Namun, dalam praktik sehari-hari, masyarakat sering keliru menggunakan “hembus” sebagai bentuk dasar, bahkan menggunakannya sebagai dasar kata turunan seperti “menghembuskan”, yang secara kaidah tidak baku.
Kesalahan penggunaan kata “hembus” ini umum ditemukan baik dalam lisan maupun tulisan, termasuk dalam media massa dan karya ilmiah.
Berikut contoh penggunaan kata dasar “embus” yang tepat.
- Ia mengembuskan napas terakhirnya.
Penggunaan kata dasar “embus” dalam kalimat (1), sangat tepat dengan pembentukan kata awalan ‘me(N)-’ + kata dasar ‘embus’ + akhiran ‘kan’, yang berarti mengeluarkan napas dari mulut atau hidung.
- Angin malam mengembus wajahku.
Penggunaan kata dasar “embus” dalam kalimat (2), sangat tepat dengan pembentukan kata awalan ‘me(N)-’ + kata dasar ‘embus’, yang berarti meniupkan atau meniup ke wajah.
Kesalahan ini mungkin disebabkan oleh proses fonologis berupa asimilasi dan peluluhan awalan yang sering terjadi dalam bahasa tutur sehingga bentuk “hembus” terdengar lebih natural bagi sebagian penutur.

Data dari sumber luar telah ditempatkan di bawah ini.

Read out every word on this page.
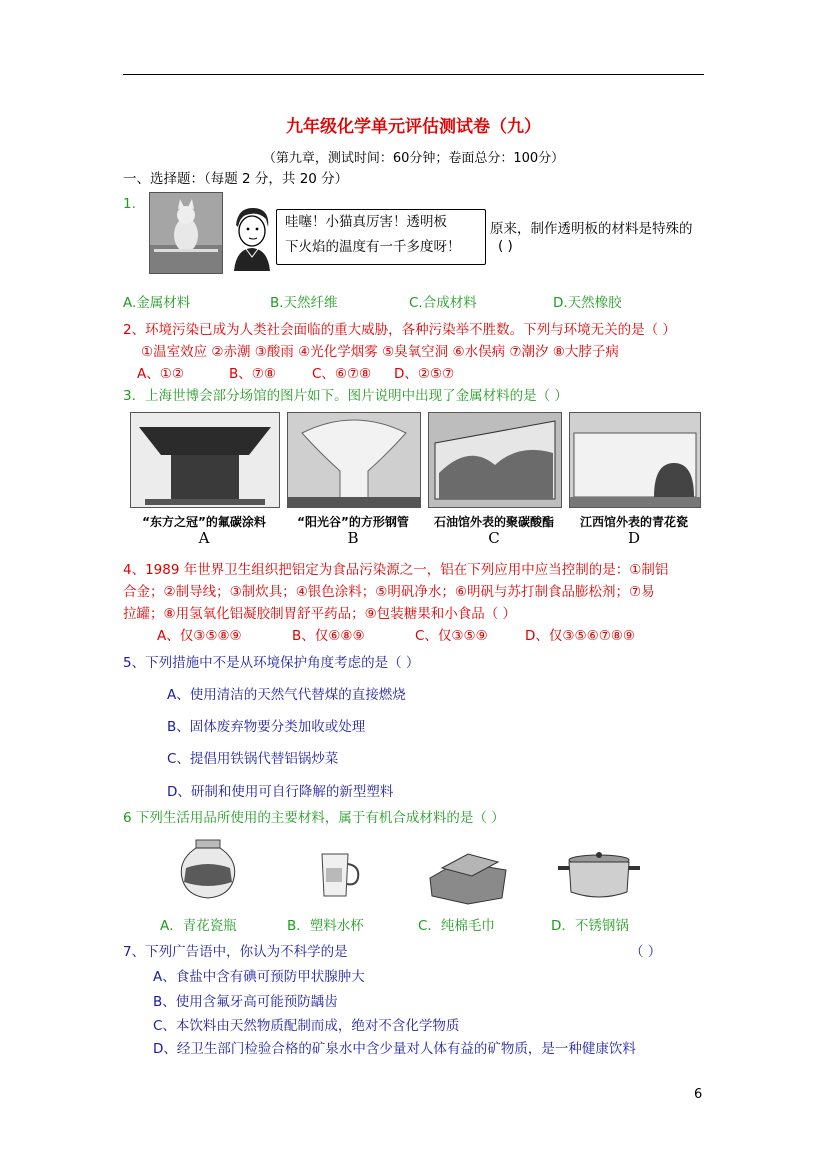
九年级化学单元评估测试卷（九）
（第九章，测试时间：60分钟；卷面总分：100分）
一、选择题：（每题 2 分，共 20 分）
1.
哇噻！小猫真厉害！透明板
下火焰的温度有一千多度呀！
原来，制作透明板的材料是特殊的
( )
A.金属材料	B.天然纤维	C.合成材料	D.天然橡胶
2、环境污染已成为人类社会面临的重大威胁，各种污染举不胜数。下列与环境无关的是（ ）
①温室效应 ②赤潮 ③酸雨 ④光化学烟雾 ⑤臭氧空洞 ⑥水俣病 ⑦潮汐 ⑧大脖子病
A、①②	B、⑦⑧	C、⑥⑦⑧ D、②⑤⑦
3．上海世博会部分场馆的图片如下。图片说明中出现了金属材料的是（ ）
“东方之冠”的氟碳涂料	“阳光谷”的方形钢管	石油馆外表的聚碳酸酯	江西馆外表的青花瓷
A	B	C	D
4、1989 年世界卫生组织把铝定为食品污染源之一，铝在下列应用中应当控制的是：①制铝
合金；②制导线；③制炊具；④银色涂料；⑤明矾净水；⑥明矾与苏打制食品膨松剂；⑦易
拉罐；⑧用氢氧化铝凝胶制胃舒平药品；⑨包装糖果和小食品（ ）
A、仅③⑤⑧⑨	B、仅⑥⑧⑨	C、仅③⑤⑨	D、仅③⑤⑥⑦⑧⑨
5、下列措施中不是从环境保护角度考虑的是（ ）
A、使用清洁的天然气代替煤的直接燃烧
B、固体废弃物要分类加收或处理
C、提倡用铁锅代替铝锅炒菜
D、研制和使用可自行降解的新型塑料
6 下列生活用品所使用的主要材料，属于有机合成材料的是（ ）
A．青花瓷瓶	B．塑料水杯	C．纯棉毛巾	D．不锈钢锅
7、下列广告语中，你认为不科学的是	（ ）
A、食盐中含有碘可预防甲状腺肿大
B、使用含氟牙高可能预防龋齿
C、本饮料由天然物质配制而成，绝对不含化学物质
D、经卫生部门检验合格的矿泉水中含少量对人体有益的矿物质，是一种健康饮料
6
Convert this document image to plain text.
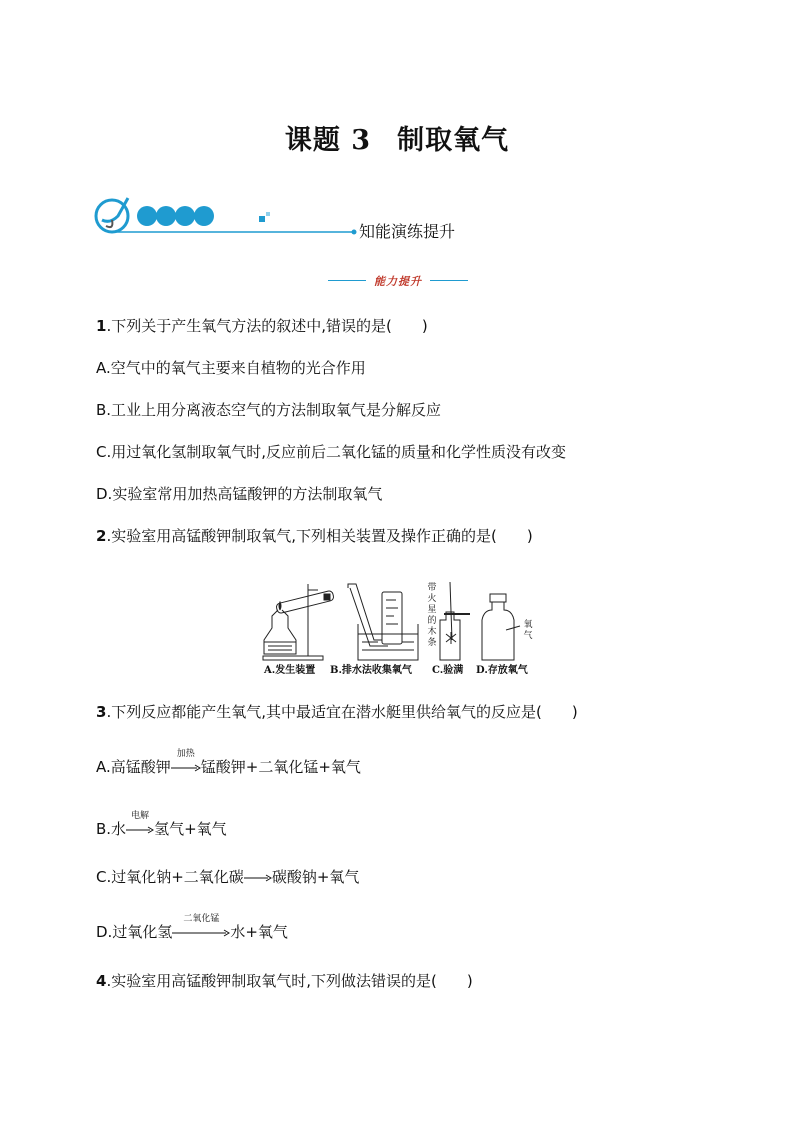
课题 3 制取氧气
知能演练提升
能力提升
1.下列关于产生氧气方法的叙述中,错误的是(　　)
A.空气中的氧气主要来自植物的光合作用
B.工业上用分离液态空气的方法制取氧气是分解反应
C.用过氧化氢制取氧气时,反应前后二氧化锰的质量和化学性质没有改变
D.实验室常用加热高锰酸钾的方法制取氧气
2.实验室用高锰酸钾制取氧气,下列相关装置及操作正确的是(　　)
带火星的木条
氧气
A.发生装置 B.排水法收集氧气 C.验满 D.存放氧气
3.下列反应都能产生氧气,其中最适宜在潜水艇里供给氧气的反应是(　　)
A.高锰酸钾
加热
锰酸钾+二氧化锰+氧气
B.水
电解
氢气+氧气
C.过氧化钠+二氧化碳 碳酸钠+氧气
D.过氧化氢
二氧化锰
水+氧气
4.实验室用高锰酸钾制取氧气时,下列做法错误的是(　　)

Fenomena pergeseran dari “embus” ke “hembus” memperlihatkan bagaimana pengaruh lisan dapat mengubah persepsi masyarakat terhadap bentuk baku.
Dalam bahasa lisan, pelafalan sering kali dipengaruhi oleh eufoni atau kenyamanan bunyi, yang membuat kata “hembus” lebih lazim digunakan. Namun, dalam konteks formal dan akademik, penggunaan bentuk tidak baku ini menjadi bentuk kesalahan yang perlu diluruskan.
Penggunaan kata “embus” dan “hembus” merupakan contoh kecil dari banyaknya persoalan kebahasaan yang muncul akibat kelalaian terhadap bentuk dasar kata.
Meskipun terlihat sepele, penggunaan kata yang tepat akan menunjang ketepatan komunikasi dan menunjukkan kemahiran berbahasa.